Después de casi 60 días de carpas, acampes, marchas y reclamos salariales, recordemos que los retirados CONTINUAN RECLAMANDO, Claudio Vidal comenzó a recibir a integrantes de la Policía de Santa Cruz. Pero detrás de la foto oficial aparece otra discusión: según quienes participaron del reclamo, los efectivos que concurrieron a estas reuniones no serían quienes encabezaron la protesta, sino personal que no participó de la medida y que habría quedado al margen por temor a represalias y hostigamiento dentro de la fuerza.
La reunión fue presentada por el Gobierno provincial como el inicio de una nueva etapa de diálogo con el personal policial. Durante el encuentro, según trascendió, Vidal puso a disposición una estufa a leña (vieja y oxidada), antenas Starlink y una camioneta que fue presentada como de uso personal del gobernador.
Pero la camioneta también abrió otro interrogante: ¿a quién pertenece realmente?
La información difundida oficialmente la presenta como un vehículo personal de Vidal.
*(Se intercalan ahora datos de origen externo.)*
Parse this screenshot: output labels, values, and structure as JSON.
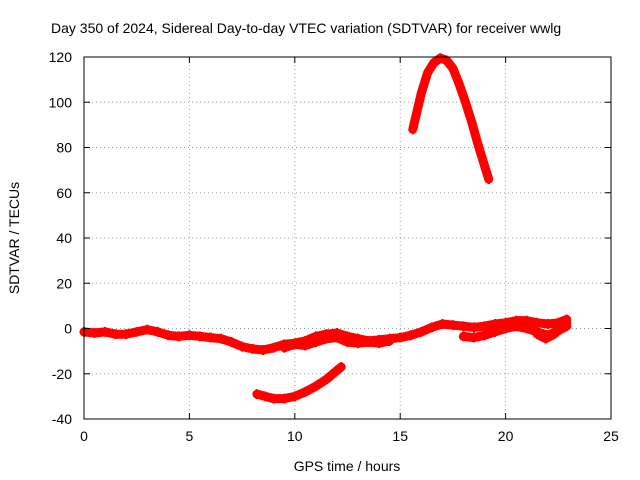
{
  "chart_data": {
    "type": "line",
    "title": "Day 350 of 2024, Sidereal Day-to-day VTEC variation (SDTVAR) for receiver wwlg",
    "xlabel": "GPS time / hours",
    "ylabel": "SDTVAR / TECUs",
    "xlim": [
      0,
      25
    ],
    "ylim": [
      -40,
      120
    ],
    "xticks": [
      0,
      5,
      10,
      15,
      20,
      25
    ],
    "yticks": [
      -40,
      -20,
      0,
      20,
      40,
      60,
      80,
      100,
      120
    ],
    "grid": true,
    "series_color": "#ff0000",
    "series": [
      {
        "name": "main-band",
        "values": [
          [
            0.0,
            -1.5
          ],
          [
            0.5,
            -2.0
          ],
          [
            1.0,
            -1.5
          ],
          [
            1.5,
            -2.5
          ],
          [
            2.0,
            -2.5
          ],
          [
            2.5,
            -1.5
          ],
          [
            3.0,
            -0.5
          ],
          [
            3.5,
            -1.5
          ],
          [
            4.0,
            -3.0
          ],
          [
            4.5,
            -3.5
          ],
          [
            5.0,
            -3.0
          ],
          [
            5.5,
            -3.5
          ],
          [
            6.0,
            -4.0
          ],
          [
            6.5,
            -4.5
          ],
          [
            7.0,
            -6.0
          ],
          [
            7.5,
            -8.0
          ],
          [
            8.0,
            -9.0
          ],
          [
            8.5,
            -9.5
          ],
          [
            9.0,
            -8.5
          ],
          [
            9.5,
            -7.0
          ],
          [
            10.0,
            -6.5
          ],
          [
            10.5,
            -5.5
          ],
          [
            11.0,
            -3.5
          ],
          [
            11.5,
            -2.5
          ],
          [
            12.0,
            -2.0
          ],
          [
            12.5,
            -3.5
          ],
          [
            13.0,
            -4.5
          ],
          [
            13.5,
            -5.5
          ],
          [
            14.0,
            -5.0
          ],
          [
            14.5,
            -4.5
          ],
          [
            15.0,
            -4.0
          ],
          [
            15.5,
            -3.0
          ],
          [
            16.0,
            -1.5
          ],
          [
            16.5,
            0.5
          ],
          [
            17.0,
            2.0
          ],
          [
            17.5,
            1.5
          ],
          [
            18.0,
            1.0
          ],
          [
            18.5,
            0.5
          ],
          [
            19.0,
            1.0
          ],
          [
            19.5,
            2.0
          ],
          [
            20.0,
            2.5
          ],
          [
            20.5,
            3.5
          ],
          [
            21.0,
            3.5
          ],
          [
            21.5,
            2.5
          ],
          [
            22.0,
            2.0
          ],
          [
            22.5,
            2.5
          ],
          [
            22.9,
            4.0
          ]
        ]
      },
      {
        "name": "main-band-lower",
        "values": [
          [
            9.5,
            -8.5
          ],
          [
            10.0,
            -7.0
          ],
          [
            10.5,
            -7.5
          ],
          [
            11.0,
            -6.0
          ],
          [
            11.5,
            -4.5
          ],
          [
            12.0,
            -4.0
          ],
          [
            12.5,
            -6.0
          ],
          [
            13.0,
            -6.5
          ],
          [
            13.5,
            -6.0
          ],
          [
            14.0,
            -6.5
          ],
          [
            14.5,
            -5.5
          ]
        ]
      },
      {
        "name": "late-lower-band",
        "values": [
          [
            18.0,
            -3.5
          ],
          [
            18.5,
            -4.0
          ],
          [
            19.0,
            -3.0
          ],
          [
            19.5,
            -1.5
          ],
          [
            20.0,
            0.0
          ],
          [
            20.5,
            1.0
          ],
          [
            21.0,
            0.0
          ],
          [
            21.5,
            -1.5
          ],
          [
            22.0,
            -3.0
          ],
          [
            22.5,
            -1.0
          ],
          [
            22.9,
            1.0
          ]
        ]
      },
      {
        "name": "late-arc",
        "values": [
          [
            21.5,
            -2.5
          ],
          [
            21.9,
            -4.5
          ],
          [
            22.3,
            -2.5
          ],
          [
            22.7,
            1.0
          ],
          [
            22.9,
            2.5
          ]
        ]
      },
      {
        "name": "arc-high",
        "values": [
          [
            15.6,
            88
          ],
          [
            16.0,
            104
          ],
          [
            16.3,
            113
          ],
          [
            16.6,
            117.5
          ],
          [
            16.9,
            119.5
          ],
          [
            17.2,
            118.5
          ],
          [
            17.5,
            115
          ],
          [
            17.8,
            108
          ],
          [
            18.1,
            100
          ],
          [
            18.4,
            91
          ],
          [
            18.7,
            81
          ],
          [
            19.0,
            72
          ],
          [
            19.2,
            66
          ]
        ]
      },
      {
        "name": "arc-low",
        "values": [
          [
            8.2,
            -29
          ],
          [
            8.6,
            -30
          ],
          [
            9.0,
            -31
          ],
          [
            9.5,
            -31
          ],
          [
            10.0,
            -30
          ],
          [
            10.5,
            -28
          ],
          [
            11.0,
            -25.5
          ],
          [
            11.5,
            -22.5
          ],
          [
            12.0,
            -18.5
          ],
          [
            12.2,
            -17
          ]
        ]
      }
    ]
  }
}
Sin embargo, existen cuestionamientos respecto de su verdadero origen y se señala que la unidad pertenecería a FOMICRUZ, empresa estatal de la Provincia de Santa Cruz.
Si esto fuera así, la pregunta es sencilla: ¿por qué se presenta como un gesto personal del gobernador un bien que pertenecería al Estado provincial?
La respuesta debería surgir de la documentación: dominio, titularidad del vehículo, organismo responsable y acto administrativo mediante el cual fue entregado o puesto a disposición de la Policía.

La otra cara de la reunión: ¿quiénes estuvieron realmente?
Pero hay otro aspecto que prácticamente no aparece en la fotografía oficial.
Quienes participaron activamente de los reclamos policiales sostienen que los efectivos que asistieron a estas primeras reuniones no son necesariamente los mismos trabajadores que estuvieron durante semanas frente al Gobierno, en las carpas, movilizaciones y medidas de fuerza.
Según esta versión, se trataría en buena medida de personal que no participó directamente de la protesta y que habría concurrido ahora en un contexto marcado por temor, presión interna y presunto hostigamiento de parte de sectores de la propia conducción policial.
La denuncia es grave porque plantea una pregunta sobre la representatividad de estas reuniones:
¿Se está escuchando a quienes realmente protagonizaron el reclamo o se está convocando a personal que, por temor a posibles consecuencias dentro de la fuerza, no participó de la protesta?

Si existen denuncias de hostigamiento o represalias contra efectivos que reclamaron, el Gobierno debería garantizar que ningún trabajador sea perseguido por ejercer su derecho a reclamar.
Porque una reunión con personal policial seleccionado o condicionado por el miedo no puede presentarse como la solución de un conflicto que llevó casi dos meses en las calles.
Después de 60 días, ¿una estufa alcanza?
Durante semanas, los trabajadores policiales reclamaron salarios dignos y mejores condiciones laborales.
Y después de casi 60 días de conflicto, la respuesta que se muestra públicamente incluye una estufa, antenas para internet y una camioneta.
Claro que una dependencia policial puede necesitar una estufa.
Claro que puede necesitar conectividad.
Y claro que puede necesitar vehículos.
Pero ninguna de esas cuestiones reemplaza una discusión salarial.
Los trabajadores no reclaman solamente herramientas de trabajo: reclaman poder vivir de su salario, porque los borcegos y la ropa ya se la pagan ellos mismos desde los sueldos de miseria que perciben.
Mientras tanto, el Gobierno parece buscar mostrar una imagen de normalización del conflicto a través de reuniones y entregas puntuales.
Pero el problema de fondo continúa.

Señor gobernador: la Policía necesita respuestas, no fotografías
Si el Gobierno quiere cerrar realmente este conflicto, debe sentarse con quienes estuvieron al frente del reclamo, escuchar sus demandas y garantizar que nadie sea perseguido por haber participado.
También debería explicar con absoluta transparencia qué bienes se entregan, de quién son y bajo qué mecanismo administrativo.
Porque si la camioneta pertenece a FOMICRUZ, no es un regalo personal del gobernador: es un bien del Estado provincial.
Y si realmente pertenece a Vidal, que se exhiba la documentación y se termine la discusión.
Santa Cruz necesita menos puesta en escena y más gestión.
Los trabajadores necesitan salarios dignos. Necesitan condiciones laborales. Necesitan que se respeten sus derechos. Y necesitan poder reclamar sin miedo.
Después de casi 60 días de conflicto, una estufa, una antena y una camioneta pueden ser una ayuda puntual.
Pero no son una política salarial.
Y mucho menos pueden reemplazar el diálogo con quienes estuvieron durante semanas reclamando en las calles.